Many people are prudent enough to ask lots of questions before deciding whether or not an equity release scheme would be right for them. Clearly, given the increasing numbers who are using this method to release additional cash in their retirement years, many are receiving the right answers.

One question many people ask (and indeed everyone should ask) when they are looking into equity release is the prospect of negative equity. What happens if this is the situation at the time when the property is sold to pay off the original loan?

The good news is a no negative equity guarantee that is applicable to all equity release products that have been approved by the Equity Release Council (ERC). The ERC has a set of Product Standards that all providers should adhere to. Therefore you must simply make sure the provider you are considering using does indeed conform to these rules. Ask about the provision of this rule to ensure this applies in your case before taking any equity out of your home.

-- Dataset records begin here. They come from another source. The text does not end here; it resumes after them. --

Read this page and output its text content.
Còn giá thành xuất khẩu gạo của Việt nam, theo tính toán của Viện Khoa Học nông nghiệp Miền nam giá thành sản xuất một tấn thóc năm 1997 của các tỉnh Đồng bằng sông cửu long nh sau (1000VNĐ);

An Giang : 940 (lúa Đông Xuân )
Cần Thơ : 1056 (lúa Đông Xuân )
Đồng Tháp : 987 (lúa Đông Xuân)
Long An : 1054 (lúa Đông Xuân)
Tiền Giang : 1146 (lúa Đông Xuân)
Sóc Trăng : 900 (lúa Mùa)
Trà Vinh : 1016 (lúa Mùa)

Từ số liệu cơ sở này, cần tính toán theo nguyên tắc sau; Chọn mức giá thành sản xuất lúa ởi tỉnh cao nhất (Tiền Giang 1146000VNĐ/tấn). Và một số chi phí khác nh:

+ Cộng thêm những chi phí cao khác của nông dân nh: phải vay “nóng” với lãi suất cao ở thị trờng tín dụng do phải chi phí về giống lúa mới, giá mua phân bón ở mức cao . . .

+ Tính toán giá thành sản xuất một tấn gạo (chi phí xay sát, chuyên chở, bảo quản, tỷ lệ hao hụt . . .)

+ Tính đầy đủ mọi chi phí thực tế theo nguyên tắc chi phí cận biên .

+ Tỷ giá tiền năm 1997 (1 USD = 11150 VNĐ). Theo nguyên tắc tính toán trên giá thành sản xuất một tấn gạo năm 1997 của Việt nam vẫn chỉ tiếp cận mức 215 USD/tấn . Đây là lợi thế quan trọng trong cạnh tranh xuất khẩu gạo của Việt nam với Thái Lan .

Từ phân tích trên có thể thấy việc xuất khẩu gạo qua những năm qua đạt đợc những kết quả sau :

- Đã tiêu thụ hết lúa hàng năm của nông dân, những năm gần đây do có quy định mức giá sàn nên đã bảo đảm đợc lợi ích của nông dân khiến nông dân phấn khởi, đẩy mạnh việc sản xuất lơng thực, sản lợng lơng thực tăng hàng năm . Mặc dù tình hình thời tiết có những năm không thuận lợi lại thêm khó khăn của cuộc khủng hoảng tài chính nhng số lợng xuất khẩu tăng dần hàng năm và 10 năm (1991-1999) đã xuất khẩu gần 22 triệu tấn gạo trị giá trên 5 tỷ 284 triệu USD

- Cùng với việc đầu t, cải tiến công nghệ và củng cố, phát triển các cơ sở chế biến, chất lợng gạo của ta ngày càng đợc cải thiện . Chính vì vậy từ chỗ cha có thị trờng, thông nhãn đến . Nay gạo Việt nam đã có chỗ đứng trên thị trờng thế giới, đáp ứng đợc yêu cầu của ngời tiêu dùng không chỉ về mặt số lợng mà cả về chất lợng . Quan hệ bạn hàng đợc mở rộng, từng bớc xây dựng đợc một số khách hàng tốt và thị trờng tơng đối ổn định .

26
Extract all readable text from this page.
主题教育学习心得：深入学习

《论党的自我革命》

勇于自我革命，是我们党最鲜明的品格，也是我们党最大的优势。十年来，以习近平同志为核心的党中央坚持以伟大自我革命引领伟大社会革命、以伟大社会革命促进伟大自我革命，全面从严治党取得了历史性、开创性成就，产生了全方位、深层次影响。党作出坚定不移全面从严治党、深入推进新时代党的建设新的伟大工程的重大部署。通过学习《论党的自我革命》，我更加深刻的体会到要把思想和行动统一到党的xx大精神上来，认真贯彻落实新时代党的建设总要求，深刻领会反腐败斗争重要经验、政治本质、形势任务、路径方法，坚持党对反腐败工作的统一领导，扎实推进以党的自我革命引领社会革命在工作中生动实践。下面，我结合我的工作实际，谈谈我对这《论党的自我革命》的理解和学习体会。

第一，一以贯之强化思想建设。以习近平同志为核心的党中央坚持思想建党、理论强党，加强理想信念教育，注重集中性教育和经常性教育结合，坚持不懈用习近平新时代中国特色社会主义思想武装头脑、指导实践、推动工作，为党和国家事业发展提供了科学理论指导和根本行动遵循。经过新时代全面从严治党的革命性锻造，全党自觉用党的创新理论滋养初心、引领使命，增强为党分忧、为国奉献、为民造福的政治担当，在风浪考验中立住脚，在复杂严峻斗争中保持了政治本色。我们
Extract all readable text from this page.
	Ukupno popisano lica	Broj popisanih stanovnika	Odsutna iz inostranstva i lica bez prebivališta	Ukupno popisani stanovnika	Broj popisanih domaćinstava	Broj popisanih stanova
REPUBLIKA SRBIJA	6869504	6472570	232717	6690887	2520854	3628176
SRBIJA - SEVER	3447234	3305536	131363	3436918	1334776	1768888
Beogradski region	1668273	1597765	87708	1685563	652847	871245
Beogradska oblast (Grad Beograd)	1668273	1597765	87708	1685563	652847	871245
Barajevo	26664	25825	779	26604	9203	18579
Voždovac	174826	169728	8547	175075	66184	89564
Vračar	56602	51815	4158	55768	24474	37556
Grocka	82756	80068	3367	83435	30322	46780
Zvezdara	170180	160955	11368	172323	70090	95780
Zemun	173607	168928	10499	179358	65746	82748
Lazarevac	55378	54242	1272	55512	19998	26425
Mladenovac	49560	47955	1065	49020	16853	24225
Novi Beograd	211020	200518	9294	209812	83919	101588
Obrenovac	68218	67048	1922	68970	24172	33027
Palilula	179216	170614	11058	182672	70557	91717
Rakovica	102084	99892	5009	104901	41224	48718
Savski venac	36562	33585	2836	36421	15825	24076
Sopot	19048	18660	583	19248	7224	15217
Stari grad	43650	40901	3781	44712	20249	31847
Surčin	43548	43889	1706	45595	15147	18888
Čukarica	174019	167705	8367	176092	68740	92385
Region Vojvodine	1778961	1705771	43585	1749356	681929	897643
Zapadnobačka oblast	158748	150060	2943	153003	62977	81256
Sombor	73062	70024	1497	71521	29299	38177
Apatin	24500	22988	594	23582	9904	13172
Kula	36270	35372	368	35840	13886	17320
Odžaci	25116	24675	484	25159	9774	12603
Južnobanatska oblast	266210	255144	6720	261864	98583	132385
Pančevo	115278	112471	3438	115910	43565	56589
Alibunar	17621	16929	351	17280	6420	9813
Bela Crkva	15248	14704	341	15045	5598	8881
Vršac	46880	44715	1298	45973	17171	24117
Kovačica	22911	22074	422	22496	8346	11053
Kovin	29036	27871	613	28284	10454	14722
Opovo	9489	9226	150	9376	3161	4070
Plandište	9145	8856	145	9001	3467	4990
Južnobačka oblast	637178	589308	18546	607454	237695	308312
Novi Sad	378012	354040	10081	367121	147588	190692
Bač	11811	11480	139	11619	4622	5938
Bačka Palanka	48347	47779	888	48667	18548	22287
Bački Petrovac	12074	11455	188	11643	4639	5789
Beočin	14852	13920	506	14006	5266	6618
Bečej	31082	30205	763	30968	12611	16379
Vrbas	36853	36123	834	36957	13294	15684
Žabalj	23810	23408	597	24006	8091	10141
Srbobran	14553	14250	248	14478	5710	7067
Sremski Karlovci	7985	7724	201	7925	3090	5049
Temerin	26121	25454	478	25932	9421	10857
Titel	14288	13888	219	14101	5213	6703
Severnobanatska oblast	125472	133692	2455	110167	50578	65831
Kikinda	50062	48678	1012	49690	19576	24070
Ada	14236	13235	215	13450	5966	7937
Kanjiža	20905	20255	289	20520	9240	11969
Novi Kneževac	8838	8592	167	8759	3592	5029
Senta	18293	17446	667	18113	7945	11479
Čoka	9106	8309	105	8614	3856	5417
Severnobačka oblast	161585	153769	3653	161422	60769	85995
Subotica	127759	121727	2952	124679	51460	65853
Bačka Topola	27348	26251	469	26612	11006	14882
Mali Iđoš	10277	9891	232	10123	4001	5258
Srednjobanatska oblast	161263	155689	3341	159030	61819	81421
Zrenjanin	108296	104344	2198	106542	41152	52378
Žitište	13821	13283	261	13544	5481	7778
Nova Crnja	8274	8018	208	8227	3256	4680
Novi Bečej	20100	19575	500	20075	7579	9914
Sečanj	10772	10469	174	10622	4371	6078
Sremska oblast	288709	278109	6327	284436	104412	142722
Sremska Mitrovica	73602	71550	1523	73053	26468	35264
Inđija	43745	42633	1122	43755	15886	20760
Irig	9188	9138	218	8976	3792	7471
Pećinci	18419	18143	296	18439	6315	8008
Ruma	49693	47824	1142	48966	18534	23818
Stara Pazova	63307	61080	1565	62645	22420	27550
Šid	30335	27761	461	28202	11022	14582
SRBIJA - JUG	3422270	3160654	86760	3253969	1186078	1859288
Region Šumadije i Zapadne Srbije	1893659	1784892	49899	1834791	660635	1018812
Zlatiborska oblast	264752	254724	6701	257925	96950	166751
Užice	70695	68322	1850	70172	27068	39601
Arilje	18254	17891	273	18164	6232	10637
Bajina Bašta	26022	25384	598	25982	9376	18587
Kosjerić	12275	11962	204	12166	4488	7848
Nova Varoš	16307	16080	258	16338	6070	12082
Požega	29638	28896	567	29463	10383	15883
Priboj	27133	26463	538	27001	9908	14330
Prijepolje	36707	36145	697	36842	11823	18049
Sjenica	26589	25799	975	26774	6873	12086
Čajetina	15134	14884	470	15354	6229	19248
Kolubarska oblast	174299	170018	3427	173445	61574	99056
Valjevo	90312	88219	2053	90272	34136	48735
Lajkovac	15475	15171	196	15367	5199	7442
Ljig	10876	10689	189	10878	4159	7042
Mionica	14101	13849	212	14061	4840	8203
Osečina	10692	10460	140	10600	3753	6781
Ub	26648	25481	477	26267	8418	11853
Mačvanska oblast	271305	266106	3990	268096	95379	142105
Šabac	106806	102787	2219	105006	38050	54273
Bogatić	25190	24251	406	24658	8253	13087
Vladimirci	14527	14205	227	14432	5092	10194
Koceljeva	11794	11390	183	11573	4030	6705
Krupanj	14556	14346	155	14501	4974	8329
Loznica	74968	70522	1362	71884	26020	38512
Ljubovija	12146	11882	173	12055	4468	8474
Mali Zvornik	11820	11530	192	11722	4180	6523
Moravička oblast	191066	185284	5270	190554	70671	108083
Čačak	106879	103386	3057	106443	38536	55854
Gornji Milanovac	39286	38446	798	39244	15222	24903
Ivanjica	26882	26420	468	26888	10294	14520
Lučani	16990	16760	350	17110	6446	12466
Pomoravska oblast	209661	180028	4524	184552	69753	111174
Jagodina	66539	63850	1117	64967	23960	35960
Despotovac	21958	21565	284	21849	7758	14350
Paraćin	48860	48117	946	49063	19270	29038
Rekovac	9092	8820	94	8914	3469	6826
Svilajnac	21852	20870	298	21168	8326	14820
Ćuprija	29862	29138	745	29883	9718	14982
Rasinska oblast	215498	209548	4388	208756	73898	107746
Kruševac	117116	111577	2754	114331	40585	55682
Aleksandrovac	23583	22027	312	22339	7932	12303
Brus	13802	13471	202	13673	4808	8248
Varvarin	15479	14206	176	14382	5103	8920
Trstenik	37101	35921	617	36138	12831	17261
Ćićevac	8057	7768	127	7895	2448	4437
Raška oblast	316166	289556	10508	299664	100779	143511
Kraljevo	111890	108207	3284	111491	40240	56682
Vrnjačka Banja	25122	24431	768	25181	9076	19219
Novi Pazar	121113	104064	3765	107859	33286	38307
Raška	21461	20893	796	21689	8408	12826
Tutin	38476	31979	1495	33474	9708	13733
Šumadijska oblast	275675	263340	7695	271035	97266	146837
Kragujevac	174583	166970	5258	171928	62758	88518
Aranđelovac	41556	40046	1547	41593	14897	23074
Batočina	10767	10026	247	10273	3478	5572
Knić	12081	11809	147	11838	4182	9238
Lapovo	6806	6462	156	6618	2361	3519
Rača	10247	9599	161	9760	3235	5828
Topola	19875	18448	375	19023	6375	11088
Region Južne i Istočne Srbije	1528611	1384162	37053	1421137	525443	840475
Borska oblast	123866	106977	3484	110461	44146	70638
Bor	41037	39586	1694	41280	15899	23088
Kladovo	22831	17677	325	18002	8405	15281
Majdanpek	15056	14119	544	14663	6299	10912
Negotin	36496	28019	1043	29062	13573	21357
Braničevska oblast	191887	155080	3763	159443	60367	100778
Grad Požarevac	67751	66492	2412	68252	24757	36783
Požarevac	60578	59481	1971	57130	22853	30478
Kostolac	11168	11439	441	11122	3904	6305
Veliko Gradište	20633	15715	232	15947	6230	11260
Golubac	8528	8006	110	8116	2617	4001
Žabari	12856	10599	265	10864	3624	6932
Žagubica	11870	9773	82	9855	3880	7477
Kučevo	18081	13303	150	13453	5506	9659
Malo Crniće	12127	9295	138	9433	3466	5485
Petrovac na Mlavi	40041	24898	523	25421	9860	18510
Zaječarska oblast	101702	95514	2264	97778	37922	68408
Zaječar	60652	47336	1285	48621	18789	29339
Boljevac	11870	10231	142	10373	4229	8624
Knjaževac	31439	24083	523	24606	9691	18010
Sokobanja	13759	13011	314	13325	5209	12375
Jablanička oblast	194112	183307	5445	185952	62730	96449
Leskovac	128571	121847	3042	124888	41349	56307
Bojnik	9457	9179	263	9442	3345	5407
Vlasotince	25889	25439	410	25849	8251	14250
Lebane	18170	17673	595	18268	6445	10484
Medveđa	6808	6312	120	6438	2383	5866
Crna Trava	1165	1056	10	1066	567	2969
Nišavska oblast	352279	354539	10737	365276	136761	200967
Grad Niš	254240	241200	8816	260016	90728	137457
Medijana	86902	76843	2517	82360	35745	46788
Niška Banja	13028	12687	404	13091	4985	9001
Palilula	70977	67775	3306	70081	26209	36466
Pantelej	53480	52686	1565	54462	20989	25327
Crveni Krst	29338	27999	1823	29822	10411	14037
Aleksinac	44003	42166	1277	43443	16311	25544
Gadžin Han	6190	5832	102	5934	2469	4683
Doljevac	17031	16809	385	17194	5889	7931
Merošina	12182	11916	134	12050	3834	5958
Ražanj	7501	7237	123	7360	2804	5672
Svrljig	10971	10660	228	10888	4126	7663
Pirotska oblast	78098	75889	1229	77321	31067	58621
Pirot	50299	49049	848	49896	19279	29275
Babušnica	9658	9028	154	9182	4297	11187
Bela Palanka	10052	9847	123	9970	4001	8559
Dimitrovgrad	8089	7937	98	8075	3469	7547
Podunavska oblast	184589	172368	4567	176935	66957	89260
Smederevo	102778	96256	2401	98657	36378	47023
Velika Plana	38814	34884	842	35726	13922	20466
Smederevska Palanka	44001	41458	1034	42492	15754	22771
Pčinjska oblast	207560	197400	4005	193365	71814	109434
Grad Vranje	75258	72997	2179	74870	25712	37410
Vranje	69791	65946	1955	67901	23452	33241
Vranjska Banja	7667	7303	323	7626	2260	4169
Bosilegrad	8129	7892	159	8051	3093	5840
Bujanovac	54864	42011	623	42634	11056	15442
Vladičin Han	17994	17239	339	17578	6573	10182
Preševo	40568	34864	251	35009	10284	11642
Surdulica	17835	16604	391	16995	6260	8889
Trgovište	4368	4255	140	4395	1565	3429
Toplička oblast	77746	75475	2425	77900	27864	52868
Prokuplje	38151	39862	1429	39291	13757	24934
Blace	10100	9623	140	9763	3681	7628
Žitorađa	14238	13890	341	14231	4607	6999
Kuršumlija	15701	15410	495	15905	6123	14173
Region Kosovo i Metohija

What does the rule mean in reality?

Most properties rise in value over the years. However most of us have known people who have fallen into negative equity at some point. This means the value of the amount they owe on the property is more than the value of the property itself.

The no negative equity guarantee means this can never happen with an equity release scheme. Let’s say your home is worth £150,000 and you live for 20 years after taking out a significant amount of equity in it. If your property were to fall in value there could potentially be a situation in which you might owe more than the property is now worth. While this may not affect you, it would certainly affect your estate and whoever had to deal with it upon your death. This is why the ruling is in place. It gives you the peace of mind of knowing that the cost of paying off the loan will never amount to more than the value of the property once it is sold after you pass on.

No one has any control over the value of their property. While house prices have traditionally risen over time, there have been periods in which they have fallen. Few people who opt for equity release products will find themselves in a situation where the loan exceeds the value of their property. However having this guarantee in place means they do not have to worry even if this does occur in the future.

For the most part there should still be equity left and money left over once the loan has been paid off upon the sale of your property. This cash will then be paid to your estate as would always be the case upon death. As you can see, this is one aspect of an equity release product that is very useful to know.